We were out of bread again, so I decided to make a pizza to use more of the Costco (Laura Chenel) goat cheese and great Odoriko tomatoes from Miyashita Farms.
This is a recipe from The Cheese Board’s excellent recipe book. After precooking the crust 1.5 minutes. I put 4 oz of grated mozzarella (part skim) over the crust, then scattered very thin-sliced onion (yellow, though red is an option I didn’t have a red) actually it’s supposed to be “1/4 of a small onion” for one pizza about 12″ – 14″. Then thin-sliced tomatoes – one large and part of another large Odoriko, salted and peppered – another 2 oz of mozz, and 2 oz of goat cheese, in “almond sized” dollops scattered around the pizza.

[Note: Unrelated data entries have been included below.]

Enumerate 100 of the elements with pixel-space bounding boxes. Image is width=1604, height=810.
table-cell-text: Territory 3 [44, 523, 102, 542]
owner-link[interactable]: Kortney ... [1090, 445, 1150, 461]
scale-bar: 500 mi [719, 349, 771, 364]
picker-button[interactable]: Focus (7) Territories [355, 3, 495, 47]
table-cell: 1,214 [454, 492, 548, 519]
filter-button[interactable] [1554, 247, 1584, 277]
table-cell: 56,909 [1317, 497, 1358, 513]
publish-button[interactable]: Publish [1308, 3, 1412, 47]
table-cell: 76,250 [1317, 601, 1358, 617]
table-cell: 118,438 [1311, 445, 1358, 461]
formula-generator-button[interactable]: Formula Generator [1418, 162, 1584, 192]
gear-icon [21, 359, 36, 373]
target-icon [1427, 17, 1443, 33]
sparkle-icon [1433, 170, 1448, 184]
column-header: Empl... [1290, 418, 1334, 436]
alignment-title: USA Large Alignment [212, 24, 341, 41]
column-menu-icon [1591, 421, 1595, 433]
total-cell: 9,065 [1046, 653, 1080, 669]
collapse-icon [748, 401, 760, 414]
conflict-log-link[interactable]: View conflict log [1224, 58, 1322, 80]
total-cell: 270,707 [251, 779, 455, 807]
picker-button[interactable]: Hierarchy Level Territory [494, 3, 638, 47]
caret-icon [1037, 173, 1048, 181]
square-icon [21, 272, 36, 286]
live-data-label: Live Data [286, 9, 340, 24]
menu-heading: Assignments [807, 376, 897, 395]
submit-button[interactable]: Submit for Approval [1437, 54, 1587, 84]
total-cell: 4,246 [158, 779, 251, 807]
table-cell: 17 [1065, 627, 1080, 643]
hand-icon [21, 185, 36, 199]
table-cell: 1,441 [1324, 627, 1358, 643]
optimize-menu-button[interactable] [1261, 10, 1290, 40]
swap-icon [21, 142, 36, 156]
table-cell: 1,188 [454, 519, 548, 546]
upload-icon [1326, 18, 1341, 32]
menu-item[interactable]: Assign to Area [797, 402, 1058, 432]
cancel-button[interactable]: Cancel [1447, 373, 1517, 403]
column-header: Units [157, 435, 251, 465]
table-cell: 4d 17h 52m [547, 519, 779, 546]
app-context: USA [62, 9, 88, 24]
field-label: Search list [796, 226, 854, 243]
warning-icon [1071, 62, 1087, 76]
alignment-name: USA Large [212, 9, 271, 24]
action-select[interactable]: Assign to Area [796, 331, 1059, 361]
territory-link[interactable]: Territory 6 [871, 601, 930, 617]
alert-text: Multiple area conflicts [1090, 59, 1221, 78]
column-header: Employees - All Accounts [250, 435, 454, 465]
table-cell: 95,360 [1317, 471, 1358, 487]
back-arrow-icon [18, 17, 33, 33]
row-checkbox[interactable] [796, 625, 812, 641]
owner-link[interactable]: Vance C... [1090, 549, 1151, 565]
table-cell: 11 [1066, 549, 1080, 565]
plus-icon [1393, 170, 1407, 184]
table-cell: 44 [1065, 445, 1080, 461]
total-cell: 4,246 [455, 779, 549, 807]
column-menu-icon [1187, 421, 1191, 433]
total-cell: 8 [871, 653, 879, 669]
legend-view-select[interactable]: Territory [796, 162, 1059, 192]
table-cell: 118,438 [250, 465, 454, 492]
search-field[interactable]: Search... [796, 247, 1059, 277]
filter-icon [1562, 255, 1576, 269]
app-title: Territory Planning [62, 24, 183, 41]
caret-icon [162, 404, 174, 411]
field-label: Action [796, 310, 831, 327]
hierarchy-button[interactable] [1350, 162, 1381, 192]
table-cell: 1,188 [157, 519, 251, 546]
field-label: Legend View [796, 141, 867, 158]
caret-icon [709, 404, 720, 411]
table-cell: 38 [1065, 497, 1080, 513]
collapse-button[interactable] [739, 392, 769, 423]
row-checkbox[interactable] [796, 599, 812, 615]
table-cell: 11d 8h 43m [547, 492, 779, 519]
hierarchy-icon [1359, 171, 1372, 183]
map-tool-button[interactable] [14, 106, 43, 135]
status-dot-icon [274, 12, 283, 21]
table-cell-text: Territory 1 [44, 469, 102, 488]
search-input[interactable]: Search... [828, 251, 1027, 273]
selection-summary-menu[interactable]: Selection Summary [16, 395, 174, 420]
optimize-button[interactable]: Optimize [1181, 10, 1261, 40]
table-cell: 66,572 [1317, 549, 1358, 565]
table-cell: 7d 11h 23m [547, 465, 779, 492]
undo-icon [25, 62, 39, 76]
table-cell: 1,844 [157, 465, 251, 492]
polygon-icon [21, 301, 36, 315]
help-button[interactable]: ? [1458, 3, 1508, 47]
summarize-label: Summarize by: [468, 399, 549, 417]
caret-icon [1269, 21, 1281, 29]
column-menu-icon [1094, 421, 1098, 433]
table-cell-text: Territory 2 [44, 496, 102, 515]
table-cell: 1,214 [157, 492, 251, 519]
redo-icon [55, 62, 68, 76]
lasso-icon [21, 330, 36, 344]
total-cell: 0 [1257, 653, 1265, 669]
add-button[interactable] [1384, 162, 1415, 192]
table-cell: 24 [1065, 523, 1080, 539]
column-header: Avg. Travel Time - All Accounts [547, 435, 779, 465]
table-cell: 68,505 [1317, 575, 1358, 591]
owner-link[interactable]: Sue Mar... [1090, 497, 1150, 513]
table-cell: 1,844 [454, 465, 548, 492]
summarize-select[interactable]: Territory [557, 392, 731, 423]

This I baked about 6 minutes but left in the oven for a minute or more after turning it off. I brushed the edge of the crust with live oil instead of the called-for garlic oil. R missed the garlic, and thought my usual technique of an underlayment of garlic oil would have made it perfect. OK, so I should do that next time. The final step is to strew finely minced herbs over the top. These were about 1/4 cup total loosely packed parsley, thyme, marjoram, and orgegano, finely minced. The result was very good, though not the best pizza I’ve ever had.
Since R decided to join us, I added in a salad: the rest of a head of romaine, several leaves from one of our lettuces from the garden, two picholine olives each from… the Bowl I think, and 1/3 of a small avocado for each of us. I made a dressing of olive oil and red wine vinegar, salt and pepper.